Seguiva l’ultimo movimento del Quatuor pour la fin du Temps (1941) di Olivier Messiaen, scritto nel campo di prigionia di Görlitz, una delle più alte testimonianze spirituali del Novecento. Vi si trasfigura l’esperienza della guerra in una visione apocalittica tratta dall’Apocalisse di San Giovanni: “Non ci sarà più Tempo”. Il Tempo musicale si dissolve in una dimensione estatica, fuori dalla storia. Ogni movimento è una preghiera sonora, un atto di fede nell’eternità della bellezza, e l’ultimo in particolare Louange à l'Immortalité de Jésus qui trascritto per il violoncello (l’originale è per violino) lavora su una fissità al limite della sospensione temporale. Heidegger direbbe che qui l’uomo si trova nell’attesa dell’eterno, quando il tempo lineare si apre al kairos, al momento della verità. Intensa la lettura cellistica di Lorenzo Cosi.

La conclusione del concerto era affidata a un brano-performance di George Crumb, Vox Balaenae, ispirato al canto delle balene e concepito come un rituale sonoro, invitava a un ascolto “dell’altro tempo”, quello della natura e del cosmo. Crumb fonde il gesto teatrale (i musicisti suonano mascherati, immersi in luce blu) e il suono amplificato in una meditazione sulla nascita e sulla fine del mondo. Come in Messiaen, anche qui il Tempo non è più cronologico ma mitico: un cerchio che si apre e si chiude nel silenzio. Gli strumenti sono amplificati, il pianoforte preparato e suonato anche dentro la cordiera, un metallofono si aggiunge a dare colori e richiami timbrici al brano. Agli interpreti era chiesto un virtuosismo non tradizionale.
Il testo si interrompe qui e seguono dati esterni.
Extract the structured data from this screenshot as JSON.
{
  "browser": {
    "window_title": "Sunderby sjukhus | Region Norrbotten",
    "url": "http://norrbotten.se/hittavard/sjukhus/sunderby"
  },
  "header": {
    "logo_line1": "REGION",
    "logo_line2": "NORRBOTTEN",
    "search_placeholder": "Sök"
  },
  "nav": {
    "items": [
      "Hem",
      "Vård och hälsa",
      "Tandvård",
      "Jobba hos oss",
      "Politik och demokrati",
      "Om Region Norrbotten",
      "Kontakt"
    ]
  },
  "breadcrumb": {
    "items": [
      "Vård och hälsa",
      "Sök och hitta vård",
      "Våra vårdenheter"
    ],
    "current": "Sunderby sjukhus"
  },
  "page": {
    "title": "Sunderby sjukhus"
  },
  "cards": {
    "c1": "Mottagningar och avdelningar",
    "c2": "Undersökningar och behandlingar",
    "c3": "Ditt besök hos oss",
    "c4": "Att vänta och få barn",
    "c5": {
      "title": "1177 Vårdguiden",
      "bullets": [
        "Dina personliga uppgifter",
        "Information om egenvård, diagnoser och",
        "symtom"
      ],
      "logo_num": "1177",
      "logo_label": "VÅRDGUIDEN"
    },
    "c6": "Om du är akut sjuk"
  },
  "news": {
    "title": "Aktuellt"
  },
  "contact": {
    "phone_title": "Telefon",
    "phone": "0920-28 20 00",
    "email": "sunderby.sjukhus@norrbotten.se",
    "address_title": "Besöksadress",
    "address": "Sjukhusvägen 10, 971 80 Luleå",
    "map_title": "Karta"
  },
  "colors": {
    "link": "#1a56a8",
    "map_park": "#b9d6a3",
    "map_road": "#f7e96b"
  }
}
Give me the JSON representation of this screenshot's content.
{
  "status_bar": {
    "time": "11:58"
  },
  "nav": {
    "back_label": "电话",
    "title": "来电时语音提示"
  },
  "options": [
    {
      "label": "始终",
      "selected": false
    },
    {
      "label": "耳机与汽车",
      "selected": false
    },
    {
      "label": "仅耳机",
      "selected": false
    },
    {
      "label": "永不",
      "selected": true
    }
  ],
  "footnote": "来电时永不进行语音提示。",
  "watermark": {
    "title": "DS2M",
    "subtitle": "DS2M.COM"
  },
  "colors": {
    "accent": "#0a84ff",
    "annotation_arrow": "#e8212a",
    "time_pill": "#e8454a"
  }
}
Infine, abbiamo detto della bella prova della soprano Silvia Tocchini e del violoncello di Lorenzo Cosi, non possiamo tacere della sapienza e intensità musicale di Matteo Fossi al pianoforte e del flauto di Mario Ancillotti, che della Rassegna è direttore artistico. Il pubblico interessato e attento tributava un successo cordiale.